Cromwell rose to power to become Henry VIII’s most ascendant minister following the fall from grace of Cardinal Wolsey, chancellor of England and the king’s main minister for whom Cromwell worked as an assistant. Wolsey failed to obtain a divorce from the Pope for Henry and Catherine of Aragon so that the king could marry Anne Boleyn and father a male heir.
Cromwell helped Henry get rid of Anne Boleyn and acquire new wives - Jane Seymour, who died, then Anne of Cleves, whom Henry would divorce. He also assisted the king in financial and political matters that benefitted them both, knowing that he had to stay on Henry’s good graces or he would fall like Wolsey and others had. While Cromwell also counseled Henry in religious matters, but he was too liberal for Henry, who still favored many Roman Catholic practices. This, along with Cromwell’s failure regarding the marriage of Anne of Cleves, led to his downfall and ultimately his execution as a traitor.

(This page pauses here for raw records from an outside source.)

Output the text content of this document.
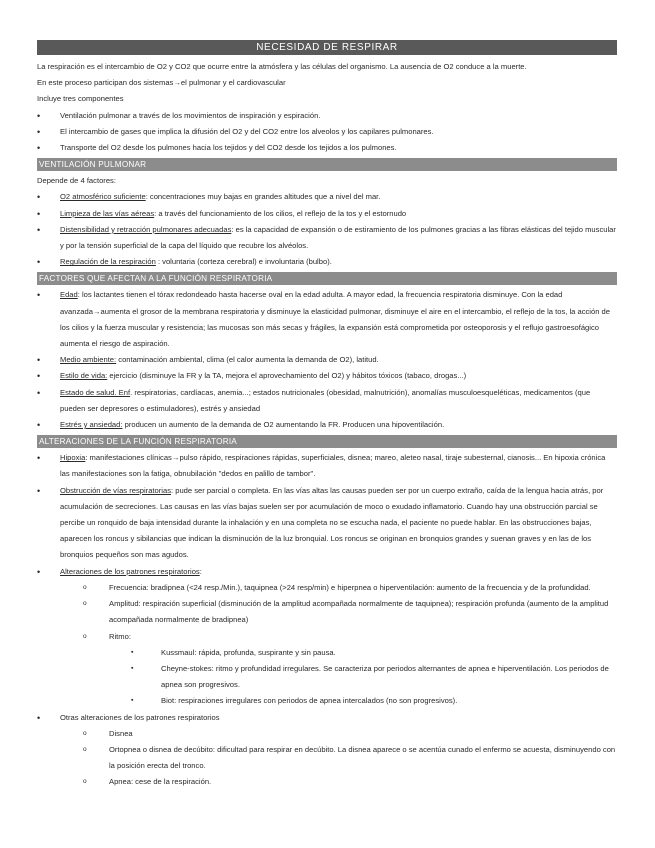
NECESIDAD DE RESPIRAR

La respiración es el intercambio de O2 y CO2 que ocurre entre la atmósfera y las células del organismo. La ausencia de O2 conduce a la muerte.

En este proceso participan dos sistemas→el pulmonar y el cardiovascular

Incluye tres componentes

• Ventilación pulmonar a través de los movimientos de inspiración y espiración.
• El intercambio de gases que implica la difusión del O2 y del CO2 entre los alveolos y los capilares pulmonares.
• Transporte del O2 desde los pulmones hacia los tejidos y del CO2 desde los tejidos a los pulmones.
VENTILACIÓN PULMONAR

Depende de 4 factores:

• O2 atmosférico suficiente: concentraciones muy bajas en grandes altitudes que a nivel del mar.
• Limpieza de las vías aéreas: a través del funcionamiento de los cilios, el reflejo de la tos y el estornudo
• Distensibilidad y retracción pulmonares adecuadas: es la capacidad de expansión o de estiramiento de los pulmones gracias a las fibras elásticas del tejido muscular y por la tensión superficial de la capa del líquido que recubre los alvéolos.
• Regulación de la respiración : voluntaria (corteza cerebral) e involuntaria (bulbo).
FACTORES QUE AFECTAN A LA FUNCIÓN RESPIRATORIA
• Edad: los lactantes tienen el tórax redondeado hasta hacerse oval en la edad adulta. A mayor edad, la frecuencia respiratoria disminuye. Con la edad avanzada→aumenta el grosor de la membrana respiratoria y disminuye la elasticidad pulmonar, disminuye el aire en el intercambio, el reflejo de la tos, la acción de los cilios y la fuerza muscular y resistencia; las mucosas son más secas y frágiles, la expansión está comprometida por osteoporosis y el reflujo gastroesofágico aumenta el riesgo de aspiración.
• Medio ambiente: contaminación ambiental, clima (el calor aumenta la demanda de O2), latitud.
• Estilo de vida: ejercicio (disminuye la FR y la TA, mejora el aprovechamiento del O2) y hábitos tóxicos (tabaco, drogas...)
• Estado de salud. Enf. respiratorias, cardíacas, anemia...; estados nutricionales (obesidad, malnutrición), anomalías musculoesqueléticas, medicamentos (que pueden ser depresores o estimuladores), estrés y ansiedad
• Estrés y ansiedad: producen un aumento de la demanda de O2 aumentando la FR. Producen una hipoventilación.
ALTERACIONES DE LA FUNCIÓN RESPIRATORIA
• Hipoxia: manifestaciones clínicas→pulso rápido, respiraciones rápidas, superficiales, disnea; mareo, aleteo nasal, tiraje subesternal, cianosis... En hipoxia crónica las manifestaciones son la fatiga, obnubilación "dedos en palillo de tambor".
• Obstrucción de vías respiratorias: pude ser parcial o completa. En las vías altas las causas pueden ser por un cuerpo extraño, caída de la lengua hacia atrás, por acumulación de secreciones. Las causas en las vías bajas suelen ser por acumulación de moco o exudado inflamatorio. Cuando hay una obstrucción parcial se percibe un ronquido de baja intensidad durante la inhalación y en una completa no se escucha nada, el paciente no puede hablar. En las obstrucciones bajas, aparecen los roncus y sibilancias que indican la disminución de la luz bronquial. Los roncus se originan en bronquios grandes y suenan graves y en las de los bronquios pequeños son mas agudos.
• Alteraciones de los patrones respiratorios:
o Frecuencia: bradipnea (<24 resp./Min.), taquipnea (>24 resp/min) e hiperpnea o hiperventilación: aumento de la frecuencia y de la profundidad.
o Amplitud: respiración superficial (disminución de la amplitud acompañada normalmente de taquipnea); respiración profunda (aumento de la amplitud acompañada normalmente de bradipnea)
o Ritmo:
▪ Kussmaul: rápida, profunda, suspirante y sin pausa.
▪ Cheyne-stokes: ritmo y profundidad irregulares. Se caracteriza por periodos alternantes de apnea e hiperventilación. Los periodos de apnea son progresivos.
▪ Biot: respiraciones irregulares con periodos de apnea intercalados (no son progresivos).
• Otras alteraciones de los patrones respiratorios
o Disnea
o Ortopnea o disnea de decúbito: dificultad para respirar en decúbito. La disnea aparece o se acentúa cunado el enfermo se acuesta, disminuyendo con la posición erecta del tronco.
o Apnea: cese de la respiración.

Before Cardinal Wolsey’s fall from power, the chancellor dissolved some of the lesser monasteries to raise money to found some colleges. Cromwell would later remember this dissolution idea and employ it on a larger scale, becoming infamous for his role in the dissolution of the monasteries and other religious houses in England.

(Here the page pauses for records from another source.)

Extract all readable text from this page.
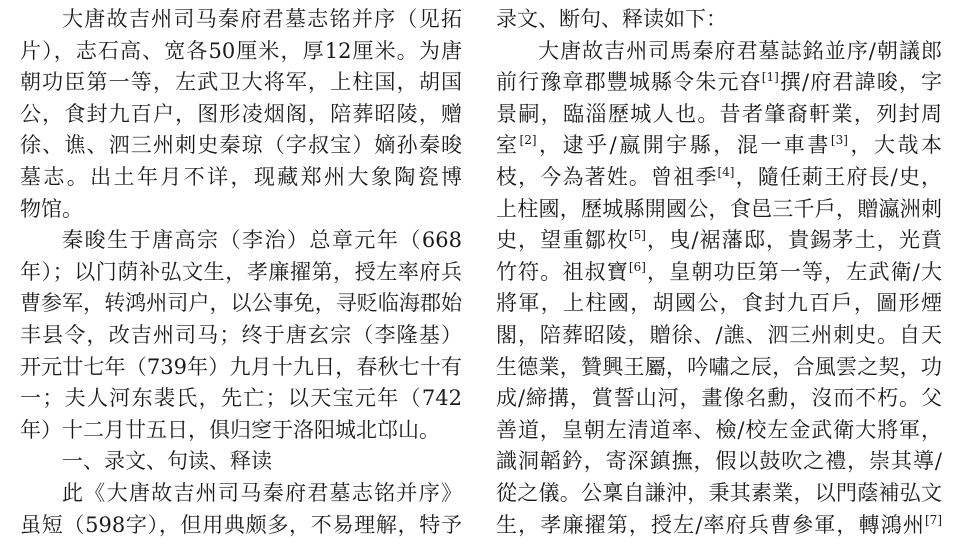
大唐故吉州司马秦府君墓志铭并序（见拓
片），志石高、宽各50厘米，厚12厘米。为唐
朝功臣第一等，左武卫大将军，上柱国，胡国
公，食封九百户，图形凌烟阁，陪葬昭陵，赠
徐、谯、泗三州刺史秦琼（字叔宝）嫡孙秦晙
墓志。出土年月不详，现藏郑州大象陶瓷博
物馆。
秦晙生于唐高宗（李治）总章元年（668
年）；以门荫补弘文生，孝廉擢第，授左率府兵
曹参军，转鸿州司户，以公事免，寻贬临海郡始
丰县令，改吉州司马；终于唐玄宗（李隆基）
开元廿七年（739年）九月十九日，春秋七十有
一；夫人河东裴氏，先亡；以天宝元年（742
年）十二月廿五日，俱归窆于洛阳城北邙山。
一、录文、句读、释读
此《大唐故吉州司马秦府君墓志铭并序》
虽短（598字），但用典颇多，不易理解，特予
录文、断句、释读如下：
大唐故吉州司馬秦府君墓誌銘並序/朝議郎
前行豫章郡豐城縣令朱元昚[1]撰/府君諱晙，字
景嗣，臨淄歷城人也。昔者肇裔軒業，列封周
室[2]，逮乎/嬴開宇縣，混一車書[3]，大哉本
枝，今為著姓。曾祖季[4]，隨任莿王府長/史，
上柱國，歷城縣開國公，食邑三千戶，贈瀛洲刺
史，望重鄒枚[5]，曳/裾藩邸，貴錫茅土，光賁
竹符。祖叔寶[6]，皇朝功臣第一等，左武衛/大
將軍，上柱國，胡國公，食封九百戶，圖形煙
閣，陪葬昭陵，贈徐、/譙、泗三州刺史。自天
生德業，贊興王屬，吟嘯之辰，合風雲之契，功
成/締搆，賞誓山河，畫像名勳，沒而不朽。父
善道，皇朝左清道率、檢/校左金武衛大將軍，
識洞韜鈐，寄深鎮撫，假以鼓吹之禮，崇其導/
從之儀。公稟自謙沖，秉其素業，以門蔭補弘文
生，孝廉擢第，授左/率府兵曹參軍，轉鴻州[7]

The British nobility despised this corrupt lower-class upstart willing to do favors when a bribe was paid him. Cromwell held back some of the wealth from the dissolved monasteries to buy and maintain the loyalty of others to himself. He was responsible for the destruction of many pieces of English art and architecture to get at the precious metals and jewels they contained and encouraged the destruction of many shrines in England, like that of St. Thomas à Becket at Canterbury and St. Swithun at Winchester. He also destroyed some burial places of kings and queens; Henry didn’t care, as long as it brought him wealth. Cromwell was also behind the deaths of many of the first English martyrs who are held today as saints or blessed.
Robert Hutchinson’s wonderfully entertaining biography uses quotes from various sources of Cromwell’s time period. The author gives helpful monetary then-vs.-now equivalencies so that the reader has a better idea of how much money Cromwell was working with. The volume includes a centerfold of color images, endnotes, a bibliography, an index, a chronology and a list and short biography of major characters in the biography. The book jacket boasts an image of Thomas Cromwell, King Henry VIII, Anne Boleyn, and Hampton Court.

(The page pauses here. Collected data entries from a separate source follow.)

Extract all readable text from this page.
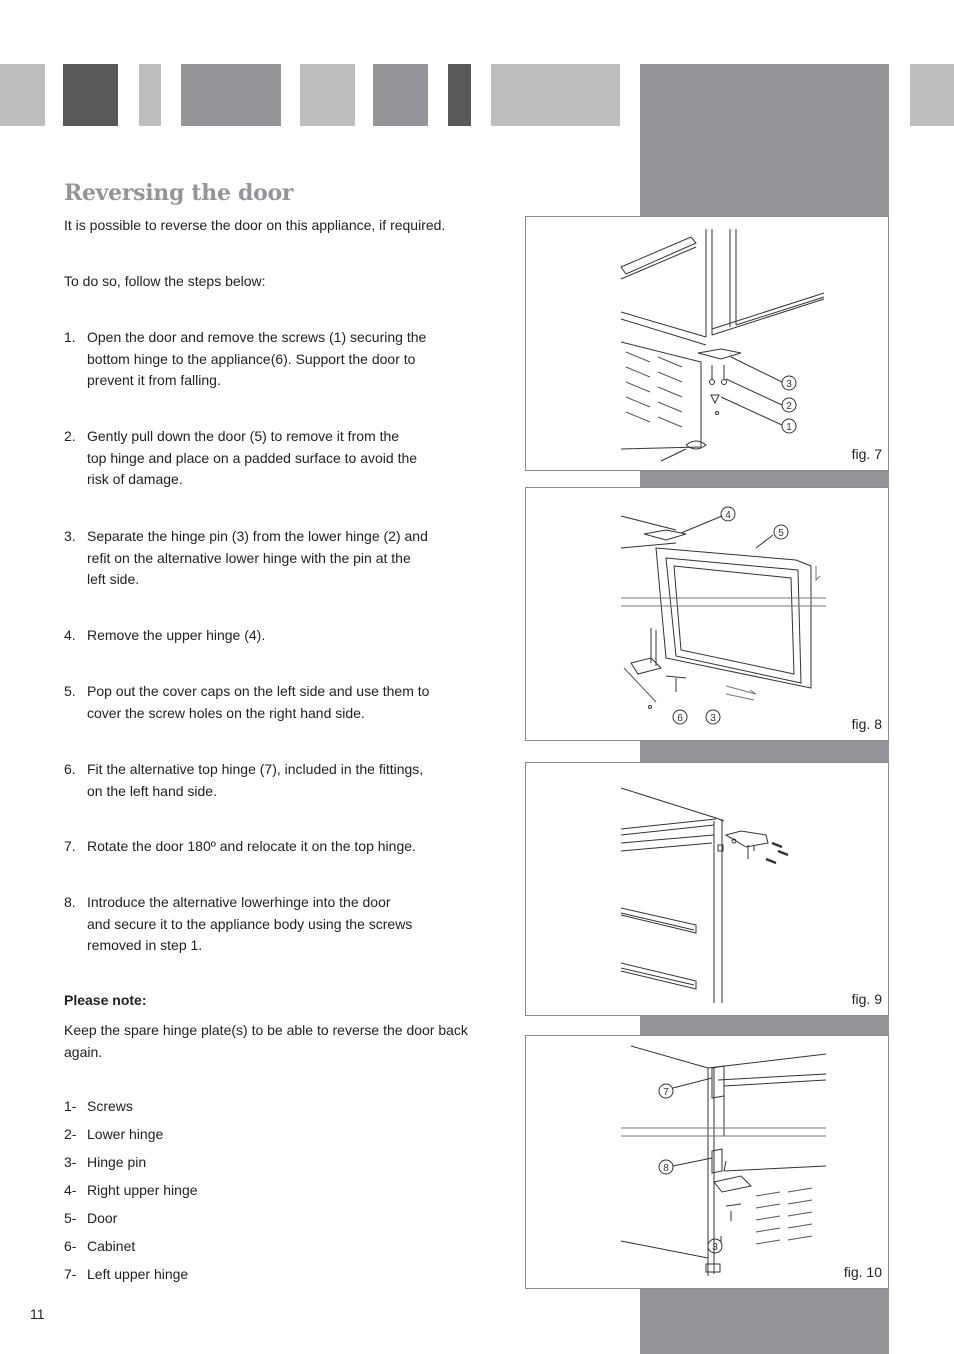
Reversing the door

It is possible to reverse the door on this appliance, if required.

To do so, follow the steps below:

1. Open the door and remove the screws (1) securing the
bottom hinge to the appliance(6). Support the door to
prevent it from falling.
2. Gently pull down the door (5) to remove it from the
top hinge and place on a padded surface to avoid the
risk of damage.
3. Separate the hinge pin (3) from the lower hinge (2) and
refit on the alternative lower hinge with the pin at the
left side.
4. Remove the upper hinge (4).
5. Pop out the cover caps on the left side and use them to
cover the screw holes on the right hand side.
6. Fit the alternative top hinge (7), included in the fittings,
on the left hand side.
7. Rotate the door 180º and relocate it on the top hinge.
8. Introduce the alternative lowerhinge into the door
and secure it to the appliance body using the screws
removed in step 1.
Please note:

Keep the spare hinge plate(s) to be able to reverse the door back
again.

1- Screws
2- Lower hinge
3- Hinge pin
4- Right upper hinge
5- Door
6- Cabinet
7- Left upper hinge
11
3
2
1
fig. 7
4
5
6	3	fig. 8
fig. 9
7
8
3
fig. 10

Robert Hutchinson is an expert on the Reformation in England and Wales and a Fellow of the Society of Antiquities. He is an associate tutor in church archaeology at the University of Sussex’s Center (England) for Continuing Education and is the author of many papers. He is the author of The Last Days of Henry VIII (2006), Elizabeth’s Spymaster (2007), and The House of Treason: The Rise and the Fall of a Tudor Dynasty (2009).